La structure était endettée. — archives F. Elsner/20 Minutes

La menace planait depuis plusieurs mois. Plombée par un déficit estimé à 70 000 €, la maison de la marionnette de Nantes a décidé de déposer le bilan. La structure, qui a quitté ses locaux du centre-ville en 2011 pour s'installer dans une salle neuve de 95 places au sein du centre commercial Beaulieu, a donc joué dimanche son dernier spectacle, un conte des frères Grimm. Elle avait attiré l'an passé 12 000 spectateurs.

Une histoire de 75 ans


« On a le moral au 36e dessous, confie Serge Couturier, responsable de la maison. On a essayé de s'en sortir, hélas ce n'était plus tenable. Les recettes n'étaient pas mauvaises, mais elles ne permettaient pas de couvrir l'augmentation des charges. Notre loyer [8 000 € par trimestre] était le plus pénalisant. » Serge Couturier regrette aussi le manque de passion du public. « Il y a de plus en plus de spectacles gratuits subventionnés et on se rend compte que les gens tiquent à payer pour du spectacle vivant.
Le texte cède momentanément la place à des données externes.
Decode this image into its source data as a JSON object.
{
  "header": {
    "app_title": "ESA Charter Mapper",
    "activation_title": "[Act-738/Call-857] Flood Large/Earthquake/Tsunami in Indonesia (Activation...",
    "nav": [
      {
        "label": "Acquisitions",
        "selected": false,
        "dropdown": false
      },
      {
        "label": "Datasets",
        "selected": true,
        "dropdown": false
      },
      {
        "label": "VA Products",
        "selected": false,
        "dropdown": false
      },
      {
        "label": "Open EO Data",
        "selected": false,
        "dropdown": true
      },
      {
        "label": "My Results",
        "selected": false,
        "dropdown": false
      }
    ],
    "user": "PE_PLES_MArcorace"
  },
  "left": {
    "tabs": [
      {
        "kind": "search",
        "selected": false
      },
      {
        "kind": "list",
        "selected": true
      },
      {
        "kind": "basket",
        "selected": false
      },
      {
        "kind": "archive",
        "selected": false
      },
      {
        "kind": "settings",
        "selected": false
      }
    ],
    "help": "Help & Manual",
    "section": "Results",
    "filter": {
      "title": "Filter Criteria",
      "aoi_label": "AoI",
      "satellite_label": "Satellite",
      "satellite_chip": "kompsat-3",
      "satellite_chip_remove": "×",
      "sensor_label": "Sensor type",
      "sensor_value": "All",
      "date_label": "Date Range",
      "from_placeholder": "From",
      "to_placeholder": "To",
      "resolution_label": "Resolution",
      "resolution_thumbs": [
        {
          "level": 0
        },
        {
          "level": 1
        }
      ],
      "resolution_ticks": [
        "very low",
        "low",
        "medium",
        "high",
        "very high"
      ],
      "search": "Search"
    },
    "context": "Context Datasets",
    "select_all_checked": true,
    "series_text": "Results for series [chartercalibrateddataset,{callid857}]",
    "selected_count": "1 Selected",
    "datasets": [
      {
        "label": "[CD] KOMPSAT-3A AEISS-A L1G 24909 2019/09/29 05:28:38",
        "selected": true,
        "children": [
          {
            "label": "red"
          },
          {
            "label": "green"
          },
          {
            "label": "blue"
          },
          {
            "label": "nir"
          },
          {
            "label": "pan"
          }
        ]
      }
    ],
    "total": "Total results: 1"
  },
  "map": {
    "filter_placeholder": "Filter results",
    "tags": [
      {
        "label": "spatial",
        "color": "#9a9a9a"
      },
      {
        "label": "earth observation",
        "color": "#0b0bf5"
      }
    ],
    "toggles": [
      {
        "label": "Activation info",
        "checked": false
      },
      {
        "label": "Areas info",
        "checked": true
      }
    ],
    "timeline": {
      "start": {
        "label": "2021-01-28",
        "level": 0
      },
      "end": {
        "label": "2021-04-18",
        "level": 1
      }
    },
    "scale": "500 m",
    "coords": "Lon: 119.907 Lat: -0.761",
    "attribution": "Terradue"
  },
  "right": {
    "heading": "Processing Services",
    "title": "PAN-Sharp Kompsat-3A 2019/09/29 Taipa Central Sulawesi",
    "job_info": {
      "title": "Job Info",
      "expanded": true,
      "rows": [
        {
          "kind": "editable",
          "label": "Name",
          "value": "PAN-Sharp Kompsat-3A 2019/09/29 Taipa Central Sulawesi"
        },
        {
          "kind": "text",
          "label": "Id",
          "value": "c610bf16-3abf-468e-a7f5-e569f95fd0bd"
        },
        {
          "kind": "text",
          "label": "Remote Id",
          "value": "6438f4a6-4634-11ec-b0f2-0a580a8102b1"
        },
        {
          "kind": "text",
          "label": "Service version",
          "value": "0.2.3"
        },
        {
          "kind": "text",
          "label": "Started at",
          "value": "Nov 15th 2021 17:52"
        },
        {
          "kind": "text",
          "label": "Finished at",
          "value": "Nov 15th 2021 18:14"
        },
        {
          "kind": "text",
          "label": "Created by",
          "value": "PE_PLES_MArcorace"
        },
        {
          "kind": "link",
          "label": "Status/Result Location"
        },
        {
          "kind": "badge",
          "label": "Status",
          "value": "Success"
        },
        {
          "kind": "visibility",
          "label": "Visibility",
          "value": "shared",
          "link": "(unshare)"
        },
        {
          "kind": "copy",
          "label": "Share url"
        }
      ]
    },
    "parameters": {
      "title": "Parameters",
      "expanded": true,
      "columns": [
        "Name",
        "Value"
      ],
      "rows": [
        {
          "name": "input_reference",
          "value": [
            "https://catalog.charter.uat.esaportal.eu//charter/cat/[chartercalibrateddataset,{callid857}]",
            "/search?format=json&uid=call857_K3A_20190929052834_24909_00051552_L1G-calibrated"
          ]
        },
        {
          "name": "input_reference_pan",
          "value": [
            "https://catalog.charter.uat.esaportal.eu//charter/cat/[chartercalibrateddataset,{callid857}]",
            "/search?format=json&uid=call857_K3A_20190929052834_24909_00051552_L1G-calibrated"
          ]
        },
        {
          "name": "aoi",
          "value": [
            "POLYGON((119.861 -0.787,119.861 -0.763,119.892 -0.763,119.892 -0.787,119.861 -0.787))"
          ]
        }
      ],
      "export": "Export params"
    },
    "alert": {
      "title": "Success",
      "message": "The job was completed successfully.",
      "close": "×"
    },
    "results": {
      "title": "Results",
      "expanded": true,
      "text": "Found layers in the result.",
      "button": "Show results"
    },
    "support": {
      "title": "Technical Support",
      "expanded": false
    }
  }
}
La demande évolue, mais ça fait mal. » La Maison de la marionnette était la dernière aventure de la famille Créteur qui proposait des spectacles à Nantes depuis 1938. « C'était la seule ville de l'Ouest à avoir un théâtre fixe de marionnettes. J'espère que quelqu'un réussira à reprendre le flambeau. Ce serait beau », avoue Serge Couturier. Une cinquantaine de marionnettes, issues de la collection familiale, seront vendues aux enchères afin de résorber la dette. La mairie se dit intéressée pour racheter quelques exemplaires «ayant marqué l'histoire de la ville» dans le but de les exposer. Elle souhaite aussi que le théâtre du centre Beaulieu « reste un lieu dédié à la jeunesse ».

■ Le Cabanier aussi

Lui aussi proposait de temps à autre des marionnettes. La scène artistique du Cabanier, installée quartier Saint-Félix, fermera ses portes samedi soir sur décision personnelle de ses gérants.